Sparklyr: spark_apply error: f is not a function

Charlesvandamme · August 22, 2018, 11:45am

Hello,

I've been trying to use spark_apply but I am not sure how to give the parameters.

'analysis' is a spark data frame that is grouped by 'customer', why am I getting the 'f is not a function' error in the code below?

analysis1 <- analysis %>%
  filter(count() > 1 & k < count()) %>%
  spark_apply(analysis1, function(select_data) {
    
    if(select_data$type == 'offer'){
      mutate(analysis1, Won_offer = 1)
    }
    
    }, group_by = c("updated_actual_related_customer", "sku")) %>%
  compute("analysis1")

javierluraschi · August 22, 2018, 3:09pm

spark_apply() signature is as follows:

spark_apply <- function(x,
                        f,
                        columns = NULL,
                        memory = TRUE,
                        group_by = NULL,
                        packages = NULL,
                        context = NULL)

Meaning, you can only pass one data frame, if you need to pass two data frames, you have two options.

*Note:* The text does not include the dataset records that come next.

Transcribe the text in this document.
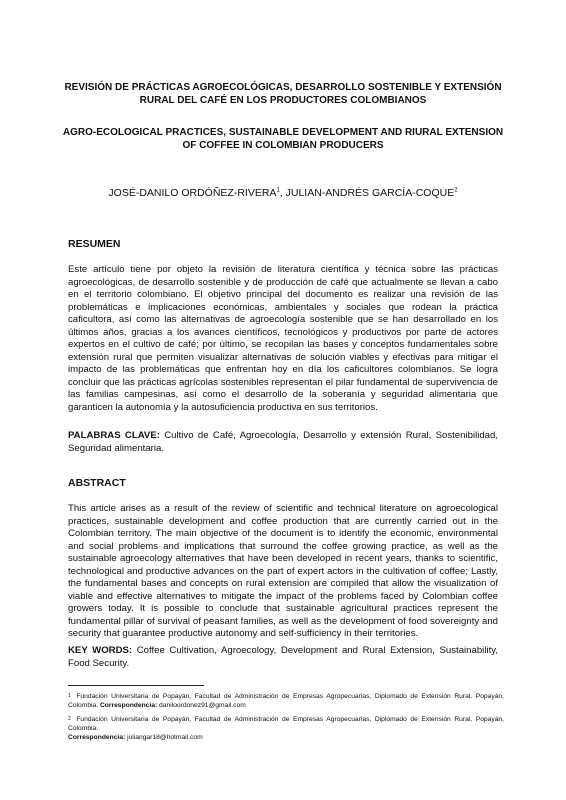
REVISIÓN DE PRÁCTICAS AGROECOLÓGICAS, DESARROLLO SOSTENIBLE Y EXTENSIÓN RURAL DEL CAFÉ EN LOS PRODUCTORES COLOMBIANOS
AGRO-ECOLOGICAL PRACTICES, SUSTAINABLE DEVELOPMENT AND RIURAL EXTENSION OF COFFEE IN COLOMBIAN PRODUCERS
JOSÉ-DANILO ORDÓÑEZ-RIVERA$^1$, JULIAN-ANDRÉS GARCÍA-COQUE$^2$
RESUMEN
Este artículo tiene por objeto la revisión de literatura científica y técnica sobre las prácticas agroecológicas, de desarrollo sostenible y de producción de café que actualmente se llevan a cabo en el territorio colombiano. El objetivo principal del documento es realizar una revisión de las problemáticas e implicaciones económicas, ambientales y sociales que rodean la práctica caficultora, así como las alternativas de agroecología sostenible que se han desarrollado en los últimos años, gracias a los avances científicos, tecnológicos y productivos por parte de actores expertos en el cultivo de café; por último, se recopilan las bases y conceptos fundamentales sobre extensión rural que permiten visualizar alternativas de solución viables y efectivas para mitigar el impacto de las problemáticas que enfrentan hoy en día los caficultores colombianos. Se logra concluir que las prácticas agrícolas sostenibles representan el pilar fundamental de supervivencia de las familias campesinas, así como el desarrollo de la soberanía y seguridad alimentaria que garanticen la autonomía y la autosuficiencia productiva en sus territorios.
PALABRAS CLAVE: Cultivo de Café, Agroecología, Desarrollo y extensión Rural, Sostenibilidad, Seguridad alimentaria.
ABSTRACT
This article arises as a result of the review of scientific and technical literature on agroecological practices, sustainable development and coffee production that are currently carried out in the Colombian territory. The main objective of the document is to identify the economic, environmental and social problems and implications that surround the coffee growing practice, as well as the sustainable agroecology alternatives that have been developed in recent years, thanks to scientific, technological and productive advances on the part of expert actors in the cultivation of coffee; Lastly, the fundamental bases and concepts on rural extension are compiled that allow the visualization of viable and effective alternatives to mitigate the impact of the problems faced by Colombian coffee growers today. It is possible to conclude that sustainable agricultural practices represent the fundamental pillar of survival of peasant families, as well as the development of food sovereignty and security that guarantee productive autonomy and self-sufficiency in their territories.
KEY WORDS: Coffee Cultivation, Agroecology, Development and Rural Extension, Sustainability, Food Security.
$^1$ Fundación Universitaria de Popayán, Facultad de Administración de Empresas Agropecuarias, Diplomado de Extensión Rural. Popayán, Colombia. Correspondencia: daniloordonez91@gmail.com
$^2$ Fundación Universitaria de Popayán, Facultad de Administración de Empresas Agropecuarias, Diplomado de Extensión Rural. Popayán, Colombia.
Correspondencia: juliangar18@hotmail.com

If the data is small enough, you can use the context parameter as follows:

analysis1 <- analysis %>%
  filter(count() > 1 & k < count()) %>%
  spark_apply(function(select_data, context) {
    
    if(select_data$type == 'offer'){
      mutate(context$analysis1, Won_offer = 1)
    }
    
    }, group_by = c("updated_actual_related_customer", "sku"), context = list(analysis1 = analysis1)) %>%
  compute("analysis1")

If the analysis1 data is too large, you would have to join first the two data frames by row with dplyr and then operate over the joined data frame inside spark_apply().

Charlesvandamme · August 22, 2018, 3:16pm

There is only one dataframe, the original spark dataframe is called 'country_new1' analysis and analysis1 are just deriviates from country_new1

javierluraschi · August 22, 2018, 3:18pm

However, when you group_by, you would want to make sure all the data in the country_new1 partition contains analysis1. The suggestion in the other post of grouping by country is probably easier to implement since you already know this code works for a single country and would not require as much refactoring, etc.

Charlesvandamme · August 22, 2018, 3:47pm

This code works for 1 country but takes up to An hour to complete running, I want to get it to a few minutes through spark.

I'll try your suggestion though and group it by country. But for me not the easiest spark_apply function has worked.

Could you write an example? Knowing that country_new1 is my spark dataframe and you want to for example multiply the qty_disc column by 10.

javierluraschi · August 22, 2018, 4:26pm

Please refer to http://spark.rstudio.com/guides/distributed-r/ for examples on how to use spark_apply(). We are not staffed to help transform specific R code to work in Spark, but if you have additional generic spark_apply() questions after going through the examples, we should be able to help with those.